The Washington Post reported that over 100,000 U.S. small businesses – once the economic engine of the American dream – closed forever due to the virus. The pandemic devastated mom-and-pop businesses that were forced to shut down due to government lockdown orders that favored large retail chains like Walmart. These stores were allowed to remain open and rake in huge profits, increasing their monopoly power and driving out smaller competitors for good. This year Walmart increased its profits by nearly 45 percent over last year. The net wealth of Walmart founder Sam Walton’s heirs — Jim, Rob, and Alice Walton – each increased by nearly a quarter during the pandemic.
Workers gained little from this boom. Amazon workers received an extra 95 cents an hour and Walmart workers received 63 cents an hour as compensation over the course of the pandemic, while during that same period, Bezos’ income increased by $70 billion and the Walton family’s fortune increased by $45 billion, according to a Brookings Institute report.
Low-life Silicon Valley Tech Lords used the pandemic to increase their massive wealth and monopoly power, and they also helped get their preferred candidate elected to the White House.
Check this out.
Facebook, Google, and Amazon – companies control the flow of information and conduct of political debates, to say nothing of the immense data they possess about our lives sue to online surveillance have leveraged your pain to build more wealth and monopoly power.
Facebook’s Mark Zuckerberg (whose net wealth increased by over 85 percent this year) deliberately censored stories about Hunter Biden’s corruption scandal in the lead up to the November election, and Google (whose 2020 third-quarter revenue increased by 14 percent year-over-year) suppressed the Google search visibility of conservative news such as Breitbart by 99 percent in 2020 compared to the same period in 2016.
Independent journalist Glenn Greenwald notes that America’s founders would have rightly feared that this “economic inequality could become so severe, wealth concentrated in the hands of so few, that it would contaminate the political realm, where those vast wealth disparities would be replicated, rendering political rights and legal equality illusory.”
Greenwald calls Facebook’s decision to censor the Hunter Biden stories “one of the most significant, and menacing, political events of the last several years,” noting that “this censorship was announced by a Facebook corporate spokesman who had spent his career previously as a Democratic Party apparatchik provided the perfect symbolic expression of this evolving danger.”

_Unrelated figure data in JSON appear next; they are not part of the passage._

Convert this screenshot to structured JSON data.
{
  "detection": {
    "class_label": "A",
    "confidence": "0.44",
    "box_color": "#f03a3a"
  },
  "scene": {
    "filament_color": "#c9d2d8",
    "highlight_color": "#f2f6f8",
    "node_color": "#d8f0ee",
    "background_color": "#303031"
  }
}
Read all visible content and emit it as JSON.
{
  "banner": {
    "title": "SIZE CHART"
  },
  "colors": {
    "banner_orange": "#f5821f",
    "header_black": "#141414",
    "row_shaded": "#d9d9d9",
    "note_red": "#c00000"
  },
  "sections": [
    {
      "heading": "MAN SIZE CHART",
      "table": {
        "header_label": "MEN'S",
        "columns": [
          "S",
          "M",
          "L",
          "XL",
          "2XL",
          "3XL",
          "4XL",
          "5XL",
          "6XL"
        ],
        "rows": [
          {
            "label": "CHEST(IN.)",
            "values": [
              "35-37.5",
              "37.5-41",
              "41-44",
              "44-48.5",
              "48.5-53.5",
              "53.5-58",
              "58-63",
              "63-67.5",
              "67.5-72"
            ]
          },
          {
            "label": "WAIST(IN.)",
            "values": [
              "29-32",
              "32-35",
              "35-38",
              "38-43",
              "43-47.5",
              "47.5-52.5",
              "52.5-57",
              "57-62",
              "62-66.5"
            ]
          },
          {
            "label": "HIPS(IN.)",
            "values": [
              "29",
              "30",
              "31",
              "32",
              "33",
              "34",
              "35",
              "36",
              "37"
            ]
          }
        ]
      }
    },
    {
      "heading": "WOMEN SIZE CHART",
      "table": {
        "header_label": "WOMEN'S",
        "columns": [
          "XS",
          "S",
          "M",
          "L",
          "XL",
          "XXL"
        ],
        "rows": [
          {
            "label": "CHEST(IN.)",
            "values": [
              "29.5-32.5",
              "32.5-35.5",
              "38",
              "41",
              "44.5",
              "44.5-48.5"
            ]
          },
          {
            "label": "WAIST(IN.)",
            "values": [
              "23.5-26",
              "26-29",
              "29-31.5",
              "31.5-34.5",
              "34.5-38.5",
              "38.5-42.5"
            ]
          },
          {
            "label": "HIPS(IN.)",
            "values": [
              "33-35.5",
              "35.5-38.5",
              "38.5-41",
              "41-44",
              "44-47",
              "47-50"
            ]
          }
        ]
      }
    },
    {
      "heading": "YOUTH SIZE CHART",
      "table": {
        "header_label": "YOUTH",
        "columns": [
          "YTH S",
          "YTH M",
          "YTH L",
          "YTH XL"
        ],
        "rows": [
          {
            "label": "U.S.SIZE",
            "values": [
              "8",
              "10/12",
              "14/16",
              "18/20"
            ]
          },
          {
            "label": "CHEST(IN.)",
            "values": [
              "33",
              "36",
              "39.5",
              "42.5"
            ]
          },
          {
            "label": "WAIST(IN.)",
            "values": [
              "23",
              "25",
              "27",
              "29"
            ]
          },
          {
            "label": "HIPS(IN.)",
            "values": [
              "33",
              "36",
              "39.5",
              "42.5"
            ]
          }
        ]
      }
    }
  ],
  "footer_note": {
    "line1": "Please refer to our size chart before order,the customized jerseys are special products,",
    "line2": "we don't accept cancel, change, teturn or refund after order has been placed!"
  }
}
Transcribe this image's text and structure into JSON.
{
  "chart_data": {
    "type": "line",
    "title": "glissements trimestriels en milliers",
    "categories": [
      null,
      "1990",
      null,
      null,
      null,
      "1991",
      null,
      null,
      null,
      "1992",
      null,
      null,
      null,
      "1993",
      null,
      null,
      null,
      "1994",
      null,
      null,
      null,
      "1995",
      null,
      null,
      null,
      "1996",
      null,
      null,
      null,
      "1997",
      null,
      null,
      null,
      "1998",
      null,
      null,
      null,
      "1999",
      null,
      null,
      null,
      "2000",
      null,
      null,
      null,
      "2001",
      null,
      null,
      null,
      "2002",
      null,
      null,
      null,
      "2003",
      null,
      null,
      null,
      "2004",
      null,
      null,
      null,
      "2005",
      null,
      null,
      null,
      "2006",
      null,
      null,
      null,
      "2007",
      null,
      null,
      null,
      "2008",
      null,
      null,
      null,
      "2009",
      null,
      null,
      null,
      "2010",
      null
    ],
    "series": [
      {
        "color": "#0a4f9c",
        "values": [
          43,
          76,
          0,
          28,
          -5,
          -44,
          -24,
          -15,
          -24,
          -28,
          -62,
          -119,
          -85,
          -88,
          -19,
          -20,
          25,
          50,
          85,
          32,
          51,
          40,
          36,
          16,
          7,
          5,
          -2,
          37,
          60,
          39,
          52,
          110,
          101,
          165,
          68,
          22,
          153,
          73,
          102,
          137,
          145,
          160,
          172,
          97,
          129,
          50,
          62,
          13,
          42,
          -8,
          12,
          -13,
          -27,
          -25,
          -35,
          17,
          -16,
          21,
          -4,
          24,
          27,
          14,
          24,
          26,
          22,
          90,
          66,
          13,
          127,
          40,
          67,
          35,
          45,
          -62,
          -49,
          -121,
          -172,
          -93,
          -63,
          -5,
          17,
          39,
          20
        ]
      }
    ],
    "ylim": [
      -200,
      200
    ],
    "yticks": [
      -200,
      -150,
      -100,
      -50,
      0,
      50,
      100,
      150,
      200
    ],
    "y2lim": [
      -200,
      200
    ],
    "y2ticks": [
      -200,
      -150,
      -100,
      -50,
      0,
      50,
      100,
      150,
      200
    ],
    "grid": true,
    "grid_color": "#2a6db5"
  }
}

“These tech companies are more powerful than ever, not only because of their newly amassed wealth at a time when the population is suffering, but also because they overwhelmingly supported the Democratic Party candidate about to assume the presidency,” he adds. “Predictably, they are being rewarded with numerous key positions in his transition team and the same will ultimately be true of the new administration.”